Plus this would fix all ills, and we would never have to vote for an OCR as a matter of Interest will never be needed.....Ever and Ever Again.. And Cash can remain.....
.King Alter Ego....2021 July until I pass Muster........and true to my Word.
https://www.msn.com/en-nz/news/national/2-75m-for-the-mob-collins-takes…
It is Debaatable However...Ya thunk.
Meanwhile the PM threatens to block UK trade deal
https://www.express.co.uk/news/politics/1463270/brexit-news-New-Zealand…

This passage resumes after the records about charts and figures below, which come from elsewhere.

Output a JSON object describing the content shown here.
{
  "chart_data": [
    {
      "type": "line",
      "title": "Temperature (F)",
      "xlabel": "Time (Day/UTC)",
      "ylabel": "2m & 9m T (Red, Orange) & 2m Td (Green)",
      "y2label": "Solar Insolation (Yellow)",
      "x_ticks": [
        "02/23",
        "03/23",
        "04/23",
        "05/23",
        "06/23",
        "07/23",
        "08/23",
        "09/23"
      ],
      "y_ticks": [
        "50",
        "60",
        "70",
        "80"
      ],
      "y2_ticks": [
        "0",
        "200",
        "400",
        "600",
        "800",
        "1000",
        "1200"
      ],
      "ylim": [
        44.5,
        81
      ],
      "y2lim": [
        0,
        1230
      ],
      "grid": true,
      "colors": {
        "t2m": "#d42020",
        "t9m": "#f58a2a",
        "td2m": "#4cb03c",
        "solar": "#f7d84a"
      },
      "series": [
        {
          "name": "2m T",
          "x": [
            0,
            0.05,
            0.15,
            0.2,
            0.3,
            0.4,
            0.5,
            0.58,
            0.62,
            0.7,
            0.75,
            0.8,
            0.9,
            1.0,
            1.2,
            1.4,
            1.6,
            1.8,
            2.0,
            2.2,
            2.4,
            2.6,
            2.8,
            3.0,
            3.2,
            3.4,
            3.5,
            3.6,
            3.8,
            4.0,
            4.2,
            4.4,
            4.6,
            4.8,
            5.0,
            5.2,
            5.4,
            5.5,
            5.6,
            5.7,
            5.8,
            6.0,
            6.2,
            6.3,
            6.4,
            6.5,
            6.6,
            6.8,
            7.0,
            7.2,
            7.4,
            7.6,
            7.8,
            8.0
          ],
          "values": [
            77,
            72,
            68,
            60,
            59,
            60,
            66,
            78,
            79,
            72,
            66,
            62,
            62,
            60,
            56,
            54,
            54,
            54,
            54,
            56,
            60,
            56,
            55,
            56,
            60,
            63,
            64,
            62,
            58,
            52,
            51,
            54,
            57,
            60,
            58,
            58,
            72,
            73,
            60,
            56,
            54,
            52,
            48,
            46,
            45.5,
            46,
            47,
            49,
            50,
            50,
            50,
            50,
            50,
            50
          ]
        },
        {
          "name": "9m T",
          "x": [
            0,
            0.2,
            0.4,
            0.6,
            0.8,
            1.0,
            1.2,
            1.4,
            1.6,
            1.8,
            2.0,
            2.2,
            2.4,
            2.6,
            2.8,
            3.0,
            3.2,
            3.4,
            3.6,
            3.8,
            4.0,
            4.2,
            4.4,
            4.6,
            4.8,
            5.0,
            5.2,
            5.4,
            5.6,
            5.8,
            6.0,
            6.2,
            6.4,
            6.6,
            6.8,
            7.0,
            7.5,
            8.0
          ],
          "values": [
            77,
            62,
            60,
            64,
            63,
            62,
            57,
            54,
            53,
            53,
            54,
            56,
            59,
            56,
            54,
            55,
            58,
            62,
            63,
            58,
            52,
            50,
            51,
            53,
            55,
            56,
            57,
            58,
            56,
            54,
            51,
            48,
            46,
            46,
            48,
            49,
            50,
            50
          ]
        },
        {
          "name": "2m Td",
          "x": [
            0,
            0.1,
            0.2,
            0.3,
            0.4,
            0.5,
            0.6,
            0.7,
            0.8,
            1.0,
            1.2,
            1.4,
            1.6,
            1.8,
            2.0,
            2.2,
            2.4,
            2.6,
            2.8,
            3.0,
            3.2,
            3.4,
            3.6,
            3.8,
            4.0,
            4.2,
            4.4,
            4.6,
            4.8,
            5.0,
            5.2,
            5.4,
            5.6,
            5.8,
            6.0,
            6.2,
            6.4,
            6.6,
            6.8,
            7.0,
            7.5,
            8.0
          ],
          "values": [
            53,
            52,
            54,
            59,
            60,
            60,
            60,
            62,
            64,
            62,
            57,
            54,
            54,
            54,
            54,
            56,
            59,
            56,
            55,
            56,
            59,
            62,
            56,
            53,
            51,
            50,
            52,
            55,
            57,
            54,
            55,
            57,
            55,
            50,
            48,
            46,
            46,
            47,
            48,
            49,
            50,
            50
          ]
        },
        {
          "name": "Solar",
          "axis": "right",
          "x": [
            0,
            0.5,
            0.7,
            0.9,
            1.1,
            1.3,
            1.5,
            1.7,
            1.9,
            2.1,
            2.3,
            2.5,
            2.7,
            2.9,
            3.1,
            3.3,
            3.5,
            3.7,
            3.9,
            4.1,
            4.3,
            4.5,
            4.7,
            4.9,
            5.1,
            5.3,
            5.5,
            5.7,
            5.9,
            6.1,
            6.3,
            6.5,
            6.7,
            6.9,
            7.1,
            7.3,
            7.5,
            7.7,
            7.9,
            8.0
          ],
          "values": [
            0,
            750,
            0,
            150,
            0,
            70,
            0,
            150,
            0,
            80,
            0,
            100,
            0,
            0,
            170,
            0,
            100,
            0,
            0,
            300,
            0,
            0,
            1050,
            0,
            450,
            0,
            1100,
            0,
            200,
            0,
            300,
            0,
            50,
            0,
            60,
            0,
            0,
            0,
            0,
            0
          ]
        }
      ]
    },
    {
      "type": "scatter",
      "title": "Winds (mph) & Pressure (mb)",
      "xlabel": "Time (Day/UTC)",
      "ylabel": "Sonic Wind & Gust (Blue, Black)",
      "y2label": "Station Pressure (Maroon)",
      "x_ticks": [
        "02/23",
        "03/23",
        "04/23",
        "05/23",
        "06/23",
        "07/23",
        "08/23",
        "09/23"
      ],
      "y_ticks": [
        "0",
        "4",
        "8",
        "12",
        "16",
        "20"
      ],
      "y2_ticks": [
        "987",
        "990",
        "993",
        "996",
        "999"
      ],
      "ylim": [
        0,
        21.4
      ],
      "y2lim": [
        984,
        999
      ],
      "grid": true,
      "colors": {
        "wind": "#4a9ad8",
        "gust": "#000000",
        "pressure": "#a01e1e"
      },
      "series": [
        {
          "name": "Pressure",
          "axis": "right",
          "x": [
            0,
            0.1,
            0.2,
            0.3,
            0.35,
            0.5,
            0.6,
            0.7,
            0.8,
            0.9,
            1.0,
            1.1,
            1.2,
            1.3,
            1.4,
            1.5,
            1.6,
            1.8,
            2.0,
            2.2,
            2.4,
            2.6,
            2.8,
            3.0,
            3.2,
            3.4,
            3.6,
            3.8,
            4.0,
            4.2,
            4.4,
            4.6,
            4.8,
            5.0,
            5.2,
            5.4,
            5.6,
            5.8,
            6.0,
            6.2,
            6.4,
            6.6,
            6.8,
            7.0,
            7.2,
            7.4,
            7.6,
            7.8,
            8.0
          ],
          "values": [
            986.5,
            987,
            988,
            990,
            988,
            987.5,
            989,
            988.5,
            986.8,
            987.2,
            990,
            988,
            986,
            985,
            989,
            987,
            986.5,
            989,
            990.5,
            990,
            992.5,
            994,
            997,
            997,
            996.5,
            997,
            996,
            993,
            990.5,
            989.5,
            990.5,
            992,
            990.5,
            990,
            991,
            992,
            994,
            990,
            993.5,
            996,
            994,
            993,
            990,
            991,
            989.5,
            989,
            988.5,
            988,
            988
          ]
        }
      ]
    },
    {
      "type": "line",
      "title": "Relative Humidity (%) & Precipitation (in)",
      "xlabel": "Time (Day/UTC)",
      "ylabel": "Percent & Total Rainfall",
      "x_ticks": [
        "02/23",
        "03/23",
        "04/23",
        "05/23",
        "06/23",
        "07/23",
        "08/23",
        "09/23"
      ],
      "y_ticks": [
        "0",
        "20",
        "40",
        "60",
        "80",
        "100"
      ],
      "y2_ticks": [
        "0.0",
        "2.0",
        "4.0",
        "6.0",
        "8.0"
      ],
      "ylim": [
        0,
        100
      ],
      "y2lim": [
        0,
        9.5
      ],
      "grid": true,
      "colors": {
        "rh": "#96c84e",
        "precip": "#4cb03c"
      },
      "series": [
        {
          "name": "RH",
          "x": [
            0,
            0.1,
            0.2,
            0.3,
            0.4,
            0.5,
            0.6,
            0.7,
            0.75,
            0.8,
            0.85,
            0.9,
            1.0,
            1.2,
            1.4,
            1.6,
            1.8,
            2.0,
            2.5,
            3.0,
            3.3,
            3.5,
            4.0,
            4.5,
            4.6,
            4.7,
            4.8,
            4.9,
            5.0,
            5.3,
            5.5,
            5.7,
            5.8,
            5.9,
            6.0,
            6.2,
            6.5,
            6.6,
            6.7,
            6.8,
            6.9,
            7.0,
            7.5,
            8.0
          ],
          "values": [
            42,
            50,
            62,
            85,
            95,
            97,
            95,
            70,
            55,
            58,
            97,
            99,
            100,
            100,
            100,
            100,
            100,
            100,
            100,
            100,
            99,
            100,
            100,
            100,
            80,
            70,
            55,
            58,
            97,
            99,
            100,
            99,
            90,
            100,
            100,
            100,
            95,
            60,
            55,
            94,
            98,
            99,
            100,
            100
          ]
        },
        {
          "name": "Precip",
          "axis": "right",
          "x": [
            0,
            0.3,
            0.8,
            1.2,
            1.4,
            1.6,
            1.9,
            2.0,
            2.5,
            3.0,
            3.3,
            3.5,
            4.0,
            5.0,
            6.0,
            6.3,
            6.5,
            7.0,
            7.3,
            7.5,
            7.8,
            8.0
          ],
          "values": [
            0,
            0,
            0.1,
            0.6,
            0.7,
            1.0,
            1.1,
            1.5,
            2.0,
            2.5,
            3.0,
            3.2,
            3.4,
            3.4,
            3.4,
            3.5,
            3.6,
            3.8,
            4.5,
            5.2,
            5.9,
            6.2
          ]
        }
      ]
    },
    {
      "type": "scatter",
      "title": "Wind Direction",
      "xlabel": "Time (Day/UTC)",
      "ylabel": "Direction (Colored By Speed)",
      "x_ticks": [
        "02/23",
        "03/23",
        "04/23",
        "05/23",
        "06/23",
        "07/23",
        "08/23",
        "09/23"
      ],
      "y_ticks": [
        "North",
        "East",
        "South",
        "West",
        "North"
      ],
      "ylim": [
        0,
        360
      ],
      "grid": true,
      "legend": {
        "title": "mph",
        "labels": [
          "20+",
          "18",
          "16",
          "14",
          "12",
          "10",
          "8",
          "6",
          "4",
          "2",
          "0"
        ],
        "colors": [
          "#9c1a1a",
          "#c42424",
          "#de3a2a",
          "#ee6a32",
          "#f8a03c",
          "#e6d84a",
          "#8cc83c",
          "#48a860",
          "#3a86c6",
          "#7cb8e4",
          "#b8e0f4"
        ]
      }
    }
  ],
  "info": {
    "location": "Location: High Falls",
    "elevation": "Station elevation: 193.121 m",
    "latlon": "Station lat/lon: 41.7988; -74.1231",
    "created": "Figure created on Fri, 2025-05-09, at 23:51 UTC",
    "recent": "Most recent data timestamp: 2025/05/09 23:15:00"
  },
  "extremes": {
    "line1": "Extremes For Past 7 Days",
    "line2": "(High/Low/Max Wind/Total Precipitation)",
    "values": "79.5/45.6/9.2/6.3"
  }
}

Makes you want to become a digital nomad and work from anywhere in the world. Portugal and Mexico are 2 examples established in attracting nomads. What do we do? Everything we do and have done for decades has been around increasing house prices because quite frankly it’s all we know how to do. Can we attract the 20 and 30 year olds here? Probably not? Standard of housing too poor and far too expensive so they will continue to look elsewhere because there are much, much better places to go. Madiera, for example, has much lower cost of living, similar climate and looks like New Zealands little baby. Wake up New Zealand, we need to be attracting young people rather than pricing them out so that permanent OE is their only alternative away from their place of birth. The world financial system has been completely bug*ered following decades of deliberate debt fuelled unsustainable growth. The line has now become exponential! There is no going back. Individuals and governments have too much debt….. the system will break and WE will be left to pick up whatever is left. Young people are opting out with the nomad lifestyle and stocking up on gold silver and crypto. They know the system is broken. Meanwhile, we are distracted by all time highs in the worlds stockmarkes, real estate markets and a general belief that the FED/RBNZ has our back….. nothing will be allowed to fail……. Reverse Repo’s nothing to see here! The system is near breaking point but few seem to realise.